Even Before The Official Start Of Tennessee Reconnect, Community College Will Be Free For Adults

May 9, 2017

The governor's proposal to make community college free for most adults in Tennessee is in the final stages of discussion. It's widely expected to pass the state legislature this week.

If it does, adults will be able to go back to school for free in just a few months — even though Tennessee Reconnect doesn't officially roll out until fall of 2018.

The buzz about free college began almost as soon as the governor announced the proposal in his state of the state address, said Mike Krause, the state's higher education chief.

"We're already hearing from colleges where adults are calling and going, 'Can I go for free?' " he said. "And as always the answer isn't, 'Well, wait until Reconnect starts.' It's, 'Let's see.' "

More: Tennessee's Latest Free Community College Effort May Be A Game-Changer, If Adults Hear About It

Reconnect applies to people who are at least 24 years old or are determined to be "independent students." It uses state lottery money to cover tuition after all other grants and aid are applied. Many people already qualify for hefty financial aid from the federal government because of their income. In fact, the state estimates that Reconnect will only have to cover about 15 percent of a student's tuition costs, on average.

More pressingly, the state is also changing the rules of an existing program to mirror Tennessee Reconnect. The Community College Reconnect Grant, which was seen as pilot for Tennessee Reconnect, had strict requirements: Adults qualified only if they had once started college, gotten at least halfway through and then dropped out. They needed to take at least nine credit hours a semester to maintain the grant.
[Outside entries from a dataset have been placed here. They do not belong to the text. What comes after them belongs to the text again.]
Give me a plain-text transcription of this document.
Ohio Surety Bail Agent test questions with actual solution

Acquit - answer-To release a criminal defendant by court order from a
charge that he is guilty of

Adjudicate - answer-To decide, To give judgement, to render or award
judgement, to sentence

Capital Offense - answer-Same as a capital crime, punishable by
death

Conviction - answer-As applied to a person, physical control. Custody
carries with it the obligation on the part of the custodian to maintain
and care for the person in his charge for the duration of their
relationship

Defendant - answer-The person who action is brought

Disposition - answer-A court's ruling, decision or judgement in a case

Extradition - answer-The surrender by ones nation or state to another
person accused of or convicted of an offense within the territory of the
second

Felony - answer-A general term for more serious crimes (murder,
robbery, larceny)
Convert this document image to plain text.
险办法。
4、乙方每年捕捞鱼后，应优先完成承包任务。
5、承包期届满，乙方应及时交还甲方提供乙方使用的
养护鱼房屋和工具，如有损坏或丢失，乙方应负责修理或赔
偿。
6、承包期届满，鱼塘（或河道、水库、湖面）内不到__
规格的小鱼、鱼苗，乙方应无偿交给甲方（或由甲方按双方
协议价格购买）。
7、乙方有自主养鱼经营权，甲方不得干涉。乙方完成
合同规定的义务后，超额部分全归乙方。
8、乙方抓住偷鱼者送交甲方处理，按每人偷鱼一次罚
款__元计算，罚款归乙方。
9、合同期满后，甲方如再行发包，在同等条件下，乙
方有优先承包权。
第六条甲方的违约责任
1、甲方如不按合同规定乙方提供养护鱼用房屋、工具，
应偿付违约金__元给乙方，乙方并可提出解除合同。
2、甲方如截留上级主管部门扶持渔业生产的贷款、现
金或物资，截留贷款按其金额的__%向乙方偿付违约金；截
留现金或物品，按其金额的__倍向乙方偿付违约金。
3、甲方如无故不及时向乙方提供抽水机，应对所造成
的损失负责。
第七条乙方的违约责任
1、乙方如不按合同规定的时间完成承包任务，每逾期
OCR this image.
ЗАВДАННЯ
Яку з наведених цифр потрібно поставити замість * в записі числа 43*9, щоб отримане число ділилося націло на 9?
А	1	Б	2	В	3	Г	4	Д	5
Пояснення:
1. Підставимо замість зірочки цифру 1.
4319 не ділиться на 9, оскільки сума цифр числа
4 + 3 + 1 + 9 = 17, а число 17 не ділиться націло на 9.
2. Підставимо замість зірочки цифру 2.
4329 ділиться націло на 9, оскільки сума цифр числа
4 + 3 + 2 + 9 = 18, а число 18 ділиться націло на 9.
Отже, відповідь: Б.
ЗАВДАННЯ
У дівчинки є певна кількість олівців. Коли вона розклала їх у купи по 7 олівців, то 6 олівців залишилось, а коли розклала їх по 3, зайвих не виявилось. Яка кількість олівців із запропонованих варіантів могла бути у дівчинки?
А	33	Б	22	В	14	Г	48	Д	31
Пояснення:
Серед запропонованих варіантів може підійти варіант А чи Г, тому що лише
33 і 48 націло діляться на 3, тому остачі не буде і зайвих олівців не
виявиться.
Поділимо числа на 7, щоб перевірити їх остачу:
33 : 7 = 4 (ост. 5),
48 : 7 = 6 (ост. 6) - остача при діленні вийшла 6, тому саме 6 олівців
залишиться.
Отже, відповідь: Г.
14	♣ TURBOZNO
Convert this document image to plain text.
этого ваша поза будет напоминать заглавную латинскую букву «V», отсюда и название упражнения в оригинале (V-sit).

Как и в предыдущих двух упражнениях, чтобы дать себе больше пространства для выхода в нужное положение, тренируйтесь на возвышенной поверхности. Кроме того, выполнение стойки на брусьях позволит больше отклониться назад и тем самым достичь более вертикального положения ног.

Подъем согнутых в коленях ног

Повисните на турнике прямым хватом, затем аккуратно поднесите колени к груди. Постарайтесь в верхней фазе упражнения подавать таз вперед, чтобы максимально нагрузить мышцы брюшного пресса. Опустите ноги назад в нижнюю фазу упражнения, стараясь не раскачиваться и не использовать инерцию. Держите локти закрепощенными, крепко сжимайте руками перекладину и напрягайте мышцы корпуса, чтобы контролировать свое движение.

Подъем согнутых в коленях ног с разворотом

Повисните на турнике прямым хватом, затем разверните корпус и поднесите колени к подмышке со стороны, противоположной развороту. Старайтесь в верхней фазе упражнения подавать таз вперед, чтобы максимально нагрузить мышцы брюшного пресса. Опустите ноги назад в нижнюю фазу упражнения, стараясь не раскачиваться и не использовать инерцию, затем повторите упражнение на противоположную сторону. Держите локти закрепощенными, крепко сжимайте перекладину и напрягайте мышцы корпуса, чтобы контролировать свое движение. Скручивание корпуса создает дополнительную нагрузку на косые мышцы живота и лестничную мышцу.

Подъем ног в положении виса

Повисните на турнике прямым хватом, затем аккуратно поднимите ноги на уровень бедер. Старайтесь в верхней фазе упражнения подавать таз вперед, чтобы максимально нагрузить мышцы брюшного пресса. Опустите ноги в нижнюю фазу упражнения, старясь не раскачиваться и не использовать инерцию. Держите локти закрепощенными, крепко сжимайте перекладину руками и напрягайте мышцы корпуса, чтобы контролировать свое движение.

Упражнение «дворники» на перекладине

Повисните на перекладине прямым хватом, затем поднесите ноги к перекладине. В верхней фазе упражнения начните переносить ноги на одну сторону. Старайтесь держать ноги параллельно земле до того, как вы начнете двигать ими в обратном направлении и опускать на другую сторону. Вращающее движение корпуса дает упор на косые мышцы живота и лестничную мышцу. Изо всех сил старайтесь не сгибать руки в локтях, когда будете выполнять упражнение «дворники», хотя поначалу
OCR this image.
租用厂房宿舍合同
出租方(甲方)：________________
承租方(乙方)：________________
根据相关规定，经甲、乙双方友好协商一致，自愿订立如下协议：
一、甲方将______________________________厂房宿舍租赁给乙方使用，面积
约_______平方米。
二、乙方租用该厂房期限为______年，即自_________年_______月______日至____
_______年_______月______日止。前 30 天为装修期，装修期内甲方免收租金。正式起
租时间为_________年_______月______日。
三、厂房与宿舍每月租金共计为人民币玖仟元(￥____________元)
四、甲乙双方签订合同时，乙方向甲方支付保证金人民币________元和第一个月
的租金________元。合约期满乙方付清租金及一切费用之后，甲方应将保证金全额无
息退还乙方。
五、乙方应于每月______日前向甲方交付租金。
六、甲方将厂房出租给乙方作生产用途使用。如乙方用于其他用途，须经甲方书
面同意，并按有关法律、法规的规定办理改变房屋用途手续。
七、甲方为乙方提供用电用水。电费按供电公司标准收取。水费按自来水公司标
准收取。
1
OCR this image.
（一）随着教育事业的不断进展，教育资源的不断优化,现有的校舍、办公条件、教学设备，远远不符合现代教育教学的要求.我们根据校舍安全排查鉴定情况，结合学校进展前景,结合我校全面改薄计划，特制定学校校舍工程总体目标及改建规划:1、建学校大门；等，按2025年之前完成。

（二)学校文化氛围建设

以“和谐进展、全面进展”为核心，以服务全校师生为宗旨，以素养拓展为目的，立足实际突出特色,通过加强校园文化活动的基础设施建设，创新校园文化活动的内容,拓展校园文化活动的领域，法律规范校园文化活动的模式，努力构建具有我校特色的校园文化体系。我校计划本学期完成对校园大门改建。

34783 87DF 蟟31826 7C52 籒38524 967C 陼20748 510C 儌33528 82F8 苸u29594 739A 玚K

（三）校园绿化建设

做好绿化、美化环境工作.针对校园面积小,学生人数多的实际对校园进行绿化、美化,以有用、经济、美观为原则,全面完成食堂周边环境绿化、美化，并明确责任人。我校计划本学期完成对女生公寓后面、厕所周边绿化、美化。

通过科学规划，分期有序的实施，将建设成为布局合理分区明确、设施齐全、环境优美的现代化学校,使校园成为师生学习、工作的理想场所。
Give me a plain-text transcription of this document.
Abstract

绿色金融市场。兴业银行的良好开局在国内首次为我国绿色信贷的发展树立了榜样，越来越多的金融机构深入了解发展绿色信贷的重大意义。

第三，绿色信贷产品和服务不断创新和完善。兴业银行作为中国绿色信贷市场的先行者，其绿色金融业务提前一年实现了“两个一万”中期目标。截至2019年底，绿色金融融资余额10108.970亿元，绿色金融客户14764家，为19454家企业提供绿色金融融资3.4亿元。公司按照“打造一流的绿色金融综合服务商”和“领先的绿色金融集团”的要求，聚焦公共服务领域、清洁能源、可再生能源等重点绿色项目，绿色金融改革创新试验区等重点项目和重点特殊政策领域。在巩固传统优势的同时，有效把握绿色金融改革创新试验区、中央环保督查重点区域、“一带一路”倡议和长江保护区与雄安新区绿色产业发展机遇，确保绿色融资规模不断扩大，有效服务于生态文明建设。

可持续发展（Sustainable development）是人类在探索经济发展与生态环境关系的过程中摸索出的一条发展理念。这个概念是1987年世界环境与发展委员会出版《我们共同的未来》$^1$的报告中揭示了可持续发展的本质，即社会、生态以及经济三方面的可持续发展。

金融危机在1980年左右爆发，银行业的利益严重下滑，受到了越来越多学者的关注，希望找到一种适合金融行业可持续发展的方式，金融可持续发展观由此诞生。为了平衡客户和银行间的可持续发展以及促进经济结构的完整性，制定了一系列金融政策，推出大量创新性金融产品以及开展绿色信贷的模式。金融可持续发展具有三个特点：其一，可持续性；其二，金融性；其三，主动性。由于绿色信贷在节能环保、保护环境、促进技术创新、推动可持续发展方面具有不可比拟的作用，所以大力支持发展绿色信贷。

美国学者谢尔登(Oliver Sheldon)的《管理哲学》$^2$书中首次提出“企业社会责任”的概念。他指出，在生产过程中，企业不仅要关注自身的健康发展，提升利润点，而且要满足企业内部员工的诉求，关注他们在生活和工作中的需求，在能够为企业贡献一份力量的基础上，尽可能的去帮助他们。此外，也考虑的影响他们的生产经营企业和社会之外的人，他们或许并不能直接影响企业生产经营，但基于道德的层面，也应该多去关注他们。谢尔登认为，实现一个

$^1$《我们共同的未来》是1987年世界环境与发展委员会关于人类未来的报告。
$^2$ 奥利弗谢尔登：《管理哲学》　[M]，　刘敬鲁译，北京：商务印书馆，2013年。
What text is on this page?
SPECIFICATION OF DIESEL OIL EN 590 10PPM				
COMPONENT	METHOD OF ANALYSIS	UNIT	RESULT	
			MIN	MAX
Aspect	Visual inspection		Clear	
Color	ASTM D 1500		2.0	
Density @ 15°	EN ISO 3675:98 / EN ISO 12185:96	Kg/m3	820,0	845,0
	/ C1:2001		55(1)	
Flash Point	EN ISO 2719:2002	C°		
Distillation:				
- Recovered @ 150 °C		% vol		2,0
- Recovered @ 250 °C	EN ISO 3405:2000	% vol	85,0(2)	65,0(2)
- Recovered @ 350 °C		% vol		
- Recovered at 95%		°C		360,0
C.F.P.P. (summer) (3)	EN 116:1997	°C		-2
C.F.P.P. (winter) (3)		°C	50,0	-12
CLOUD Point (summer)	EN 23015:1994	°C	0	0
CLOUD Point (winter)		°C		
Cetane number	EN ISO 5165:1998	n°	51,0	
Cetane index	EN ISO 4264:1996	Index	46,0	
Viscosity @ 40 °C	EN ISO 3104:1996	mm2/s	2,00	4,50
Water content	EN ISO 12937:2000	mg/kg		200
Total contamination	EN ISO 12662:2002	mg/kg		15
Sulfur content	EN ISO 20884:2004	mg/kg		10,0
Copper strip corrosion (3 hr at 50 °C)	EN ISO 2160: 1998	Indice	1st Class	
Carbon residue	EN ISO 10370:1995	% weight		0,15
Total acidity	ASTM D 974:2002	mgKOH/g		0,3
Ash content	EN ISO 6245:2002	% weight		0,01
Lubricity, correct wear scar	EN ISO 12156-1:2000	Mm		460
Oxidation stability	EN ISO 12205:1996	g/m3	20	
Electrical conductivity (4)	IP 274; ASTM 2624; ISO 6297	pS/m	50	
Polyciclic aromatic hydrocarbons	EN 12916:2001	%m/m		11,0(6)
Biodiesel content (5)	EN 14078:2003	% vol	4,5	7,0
Starting this fall, the Community College Reconnect Grant will relax its requirements to give free tuition to any adult who takes at least six credit hours — the same requirements as Tennessee Reconnect.

In other words, Krause says, if an adult shows up at a community college this fall and wants to get a degree, he or she can get free tuition.

But Krause doesn't expect to see a surge of adults until next year, when the state, colleges and community business groups will be marketing the official start of Reconnect. This year is just the soft opening, he says.